A finite-element model for computing fluid flow inside a sessile evaporating droplet on a solid surface

TL;DR

This paper presents a finite element model to accurately simulate fluid flow within a sessile evaporating droplet on a solid surface, aligning well with analytical solutions and revealing characteristic flow patterns.

Contribution

A novel finite element approach with quadratic elements for modeling axisymmetric fluid flow in evaporating droplets, validated against analytical solutions.

Findings

Radial velocity profiles match analytical models.

Velocity contours show characteristic outward flow.

Model accurately captures flow dynamics inside droplets.

Abstract

A finite element model was developed to compute the fluid flow inside a sessile evaporating droplet on hydrophilic substrate in ambient conditions. The evaporation is assumed as quasi-steady and the flow is considered as axisymmetric with a pinned contact line.
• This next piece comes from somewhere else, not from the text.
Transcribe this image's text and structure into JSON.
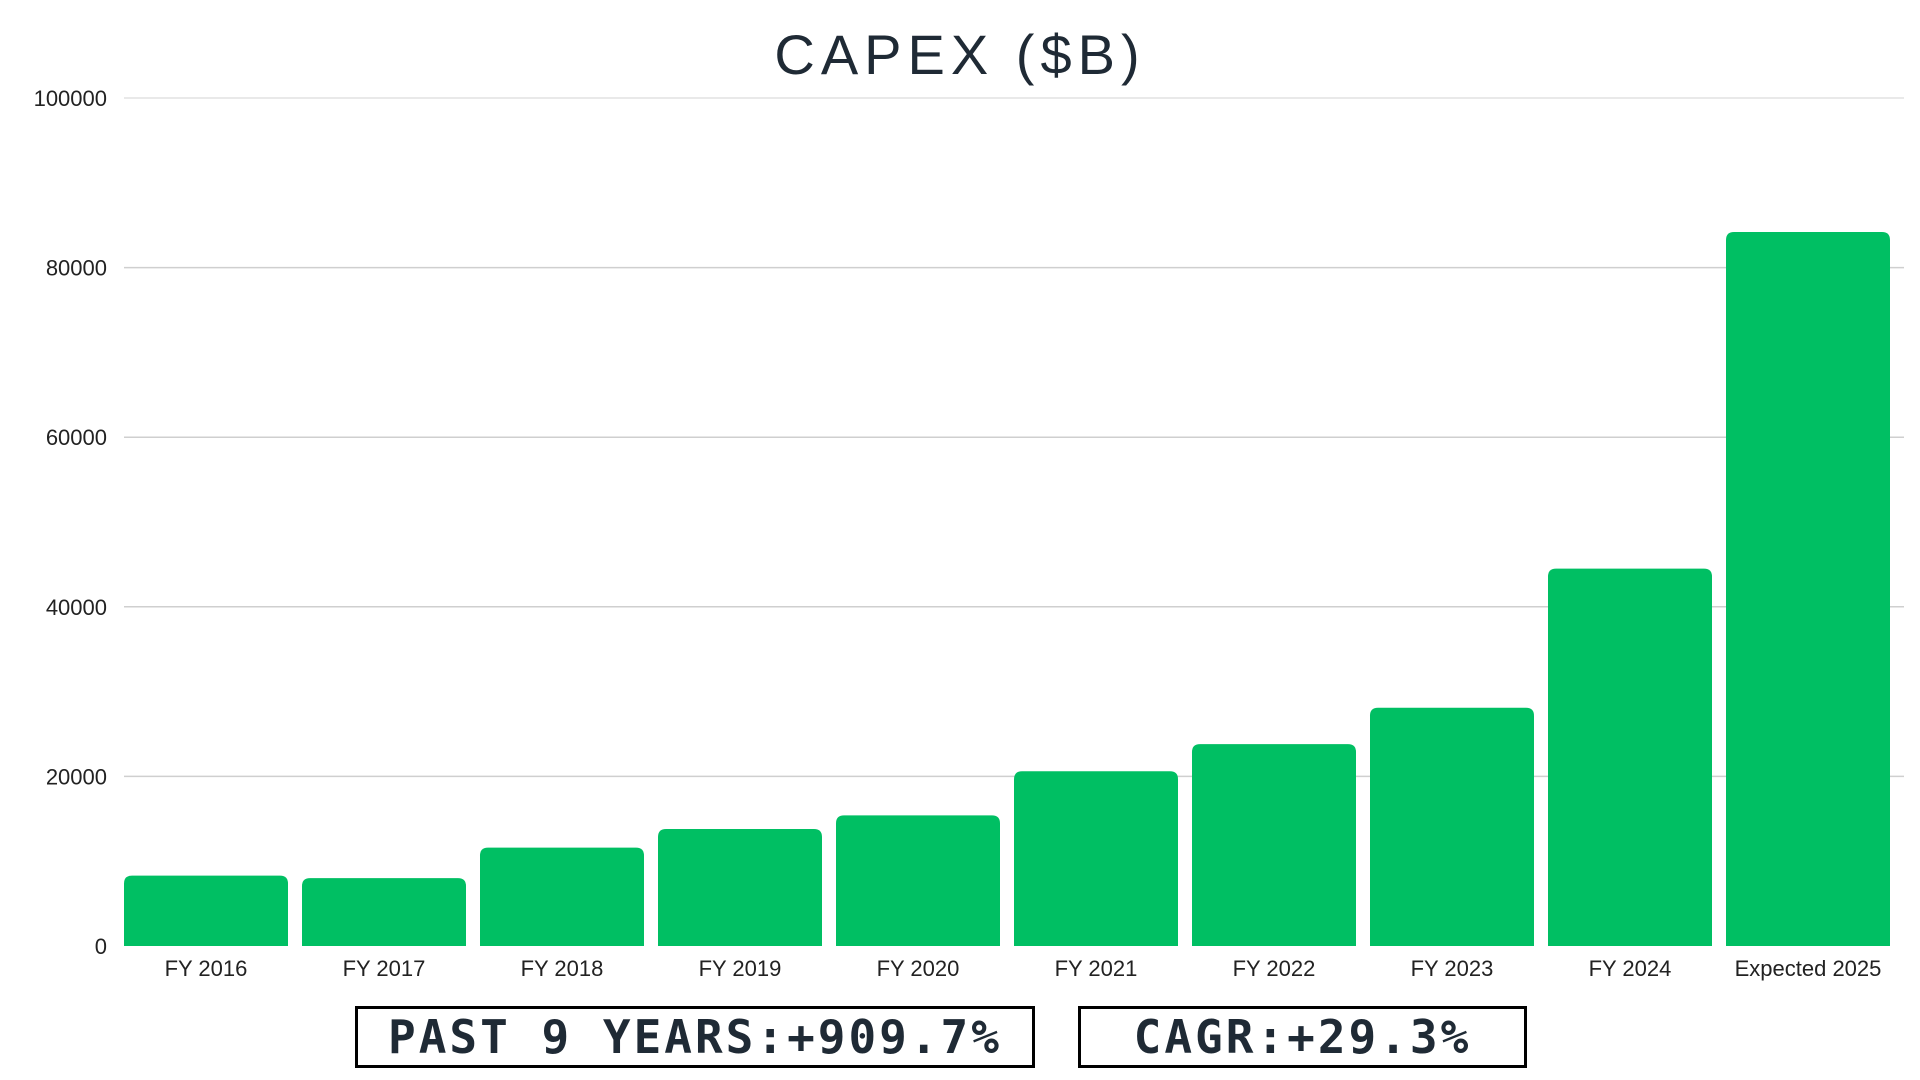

The Navier-Stokes equations in cylindrical coordinates were solved inside the droplet. Galerkin weight residual approach and velocity pressure formulation was used to discretise the governing equations. Six node triangular mesh and quadratic shape functions were used to obtain higher accuracy solutions. Radial velocity profiles in axial directions calculated by the FEM solver were compared with a existing analytical model and were found in excellent agreement. The contours of velocity magnitude and streamlines show the characteristic flow i.e. radially outward inside the evaporating droplet.